COA affirms man’s child molesting conviction, sentence

The Indiana Court of Appeals has affirmed a man’s child molesting conviction and sentence after finding, among other things, that his due process rights were not violated after he was found to be a sexually violent predator pursuant to Indiana Code section 35-38-1-7.5.

In Michael A Mehringer v. State of Indiana, 19A-CR-02281, Michael Mehringer was sentenced to a nine-year term with seven years executed in the Indiana Department of Correction for his conviction of Level 3 felony child molesting.

Mehringer posed several questions on appeal, including whether Indiana Code section 35-38-1-7.5 unconstitutionally encroaches on the judicial fact-finding function and whether his right to due process was violated when he was determined to be a sexually violent predator by operation of law pursuant to the statute.

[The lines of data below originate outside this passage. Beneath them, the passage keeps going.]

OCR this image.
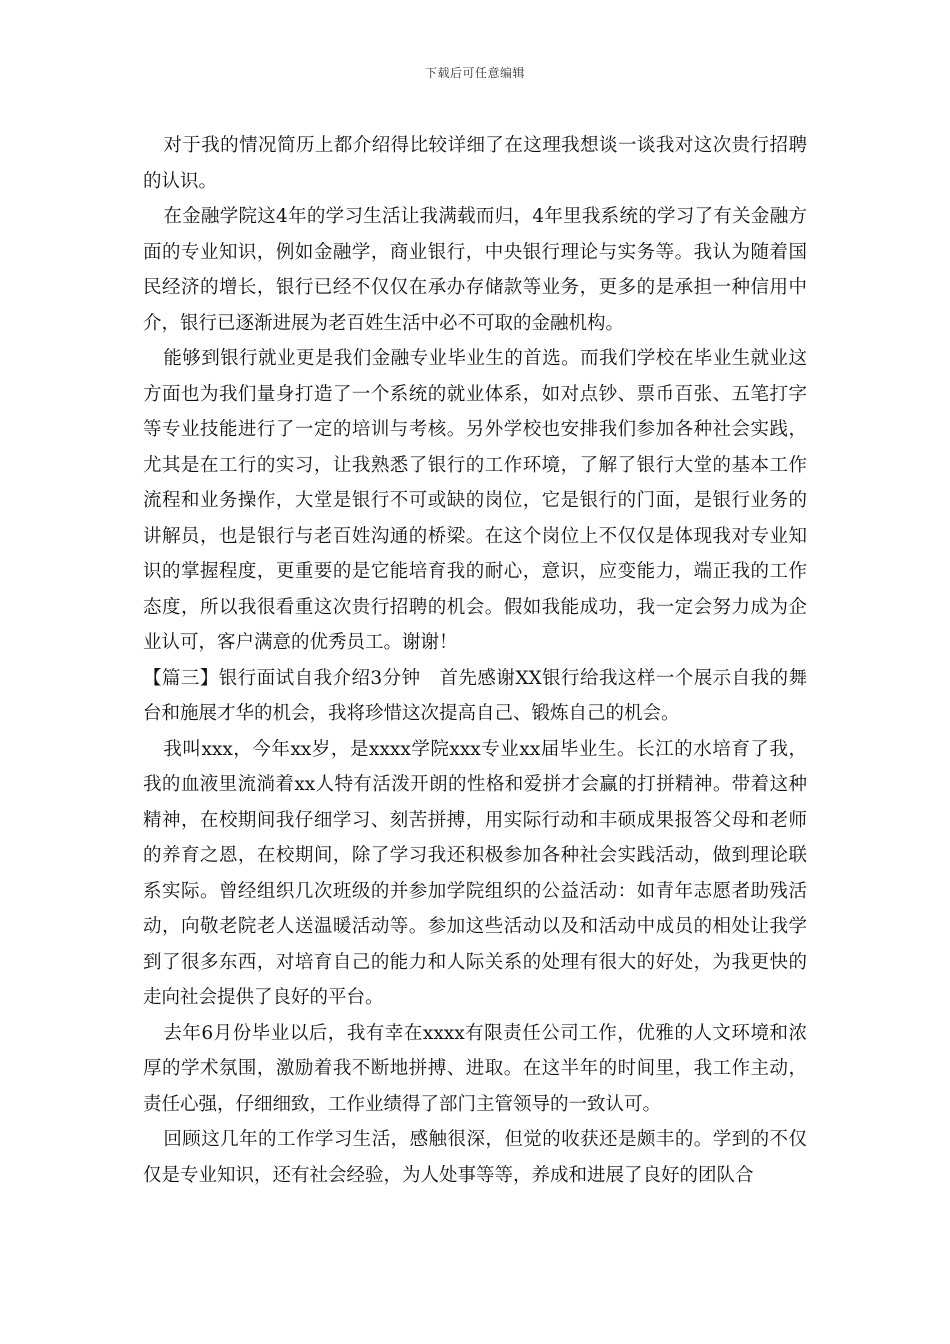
下载后可任意编辑

对于我的情况简历上都介绍得比较详细了在这理我想谈一谈我对这次贵行招聘的认识。

在金融学院这4年的学习生活让我满载而归，4年里我系统的学习了有关金融方面的专业知识，例如金融学，商业银行，中央银行理论与实务等。我认为随着国民经济的增长，银行已经不仅仅在承办存储款等业务，更多的是承担一种信用中介，银行已逐渐进展为老百姓生活中必不可取的金融机构。

能够到银行就业更是我们金融专业毕业生的首选。而我们学校在毕业生就业这方面也为我们量身打造了一个系统的就业体系，如对点钞、票币百张、五笔打字等专业技能进行了一定的培训与考核。另外学校也安排我们参加各种社会实践，尤其是在工行的实习，让我熟悉了银行的工作环境，了解了银行大堂的基本工作流程和业务操作，大堂是银行不可或缺的岗位，它是银行的门面，是银行业务的讲解员，也是银行与老百姓沟通的桥梁。在这个岗位上不仅仅是体现我对专业知识的掌握程度，更重要的是它能培育我的耐心，意识，应变能力，端正我的工作态度，所以我很看重这次贵行招聘的机会。假如我能成功，我一定会努力成为企业认可，客户满意的优秀员工。谢谢！

【篇三】银行面试自我介绍3分钟　首先感谢XX银行给我这样一个展示自我的舞台和施展才华的机会，我将珍惜这次提高自己、锻炼自己的机会。

我叫xxx，今年xx岁，是xxxx学院xxx专业xx届毕业生。长江的水培育了我，我的血液里流淌着xx人特有活泼开朗的性格和爱拼才会赢的打拼精神。带着这种精神，在校期间我仔细学习、刻苦拼搏，用实际行动和丰硕成果报答父母和老师的养育之恩，在校期间，除了学习我还积极参加各种社会实践活动，做到理论联系实际。曾经组织几次班级的并参加学院组织的公益活动：如青年志愿者助残活动，向敬老院老人送温暖活动等。参加这些活动以及和活动中成员的相处让我学到了很多东西，对培育自己的能力和人际关系的处理有很大的好处，为我更快的走向社会提供了良好的平台。

去年6月份毕业以后，我有幸在xxxx有限责任公司工作，优雅的人文环境和浓厚的学术氛围，激励着我不断地拼搏、进取。在这半年的时间里，我工作主动，责任心强，仔细细致，工作业绩得了部门主管领导的一致认可。

回顾这几年的工作学习生活，感触很深，但觉的收获还是颇丰的。学到的不仅仅是专业知识，还有社会经验，为人处事等等，养成和进展了良好的团队合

The Indiana Court of Appeals affirmed, first finding sufficient evidence to support Mehringer’s conviction and sentence imposed in Johnson Circuit Court. The appeals panel additionally found that none of Mehringer’s proposed mitigating factors were supported by the record, and therefore, the trial court did not abuse its discretion by omitting them from the sentencing statement. Neither did the appellate court find Mehringer’s sentence to be inappropriate given the nature of his offense and his character.

On the issue of separation of powers, the appellate court concluded that the SVP statute is not an unconstitutional legislative encroachment on judicial authority. It noted that as the Indiana Supreme Court observed in Lemmon v. Harris, 949 N.E.2d 803, 814 (Ind. 2011) the SVP Statute “leaves to the courts at various stages the power to determine the status of offenders and their likelihood of recidivism.”

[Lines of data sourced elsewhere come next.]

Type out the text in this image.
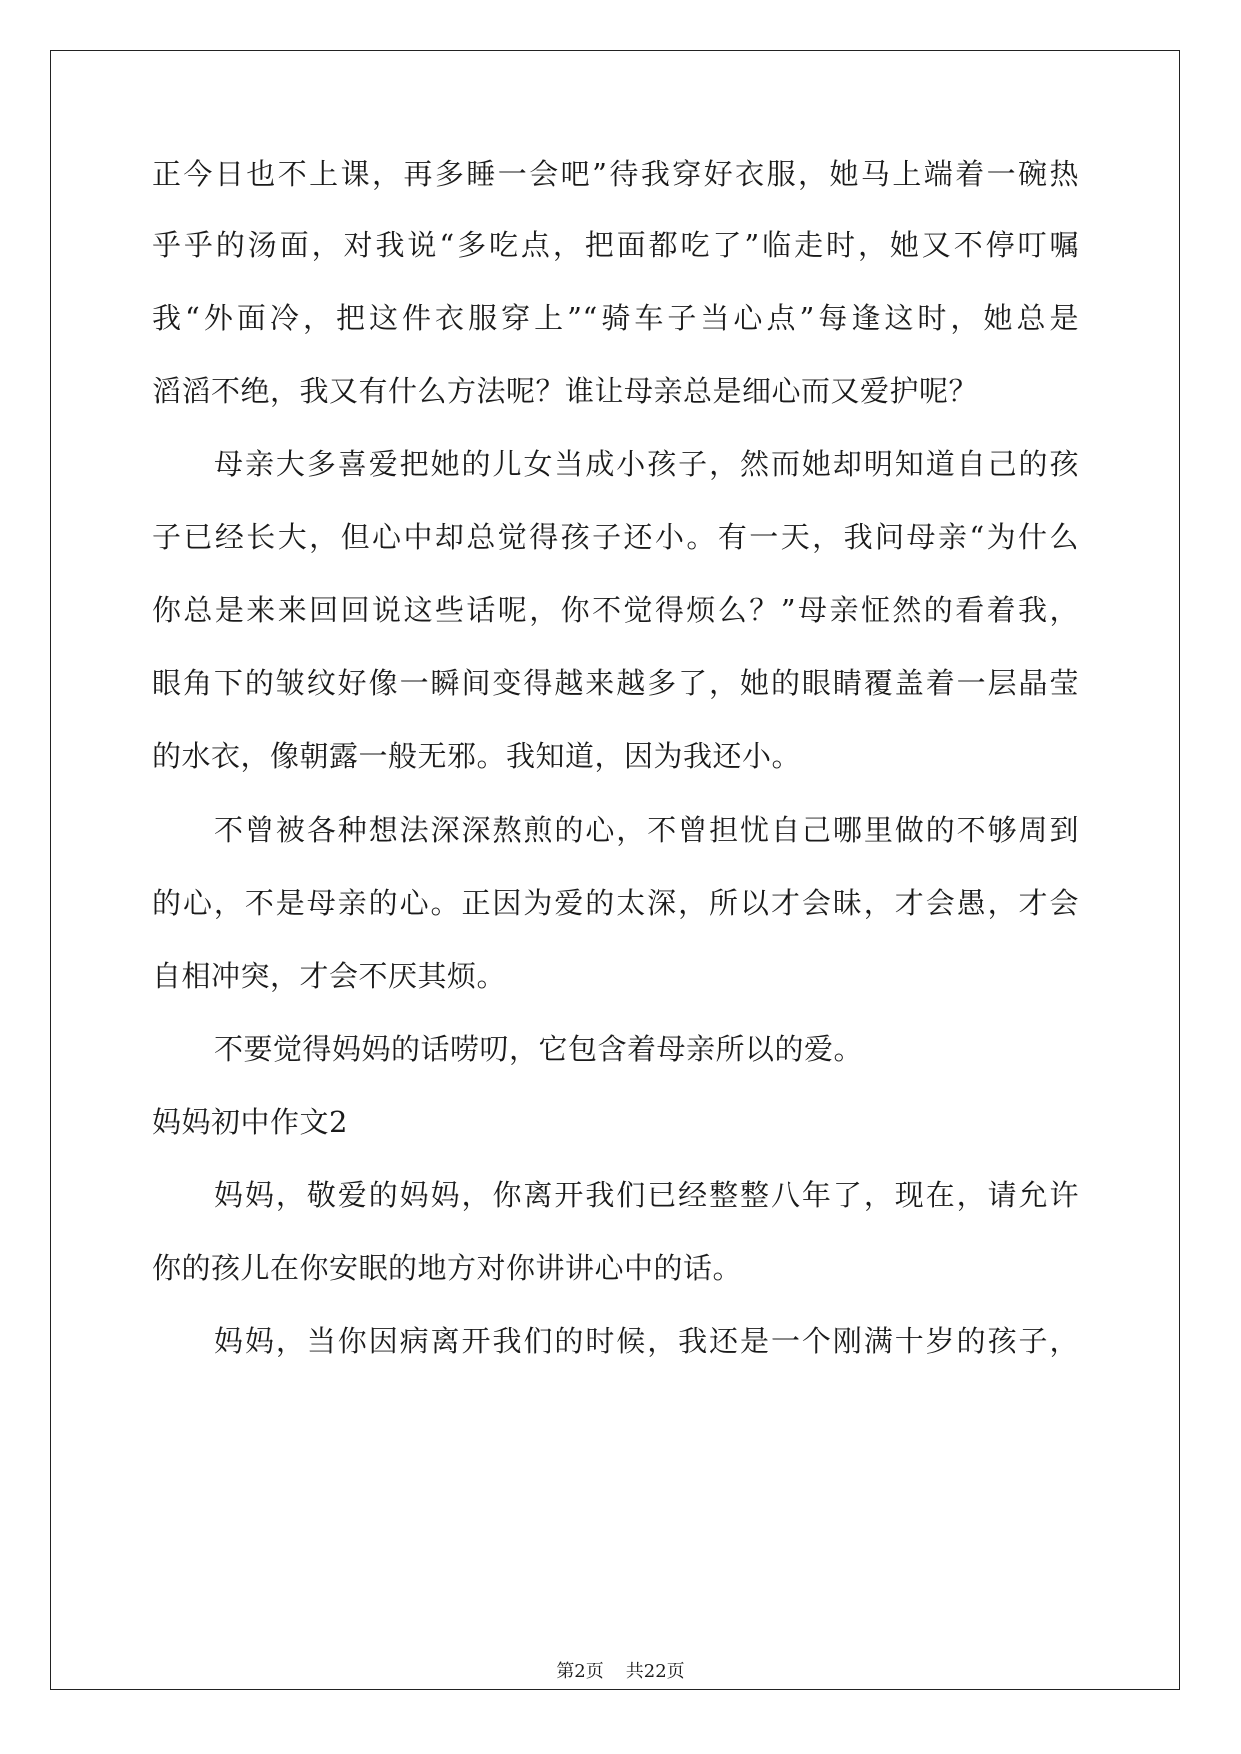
正今日也不上课，再多睡一会吧”待我穿好衣服，她马上端着一碗热
乎乎的汤面，对我说“多吃点，把面都吃了”临走时，她又不停叮嘱
我“外面冷，把这件衣服穿上”“骑车子当心点”每逢这时，她总是
滔滔不绝，我又有什么方法呢？谁让母亲总是细心而又爱护呢？
母亲大多喜爱把她的儿女当成小孩子，然而她却明知道自己的孩
子已经长大，但心中却总觉得孩子还小。有一天，我问母亲“为什么
你总是来来回回说这些话呢，你不觉得烦么？”母亲怔然的看着我，
眼角下的皱纹好像一瞬间变得越来越多了，她的眼睛覆盖着一层晶莹
的水衣，像朝露一般无邪。我知道，因为我还小。
不曾被各种想法深深熬煎的心，不曾担忧自己哪里做的不够周到
的心，不是母亲的心。正因为爱的太深，所以才会昧，才会愚，才会
自相冲突，才会不厌其烦。
不要觉得妈妈的话唠叨，它包含着母亲所以的爱。
妈妈初中作文2
妈妈，敬爱的妈妈，你离开我们已经整整八年了，现在，请允许
你的孩儿在你安眠的地方对你讲讲心中的话。
妈妈，当你因病离开我们的时候，我还是一个刚满十岁的孩子，
第2页 共22页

Lastly, the appellate court found that Indiana Code section 35-38-1- 7.5 is not unconstitutionally vague, and Mehringer’s due process rights were not violated when he was deemed an SVP by operation of law.

“Mehringer was duly convicted of child molesting, and his SVP designation follows from that conviction. As explained supra, the SVP designation is merely a default status that an SVP can petition to have removed after ten years. … The SVP Statute does not deprive Mehringer of his opportunity to prove that he is unlikely to reoffend. The statute just delays his opportunity to do so until he has been released from prison and functioned in society for (a) period of time,” Judge Melissa May wrote for the appellate court, affirming Mehringer’s conviction and sentence.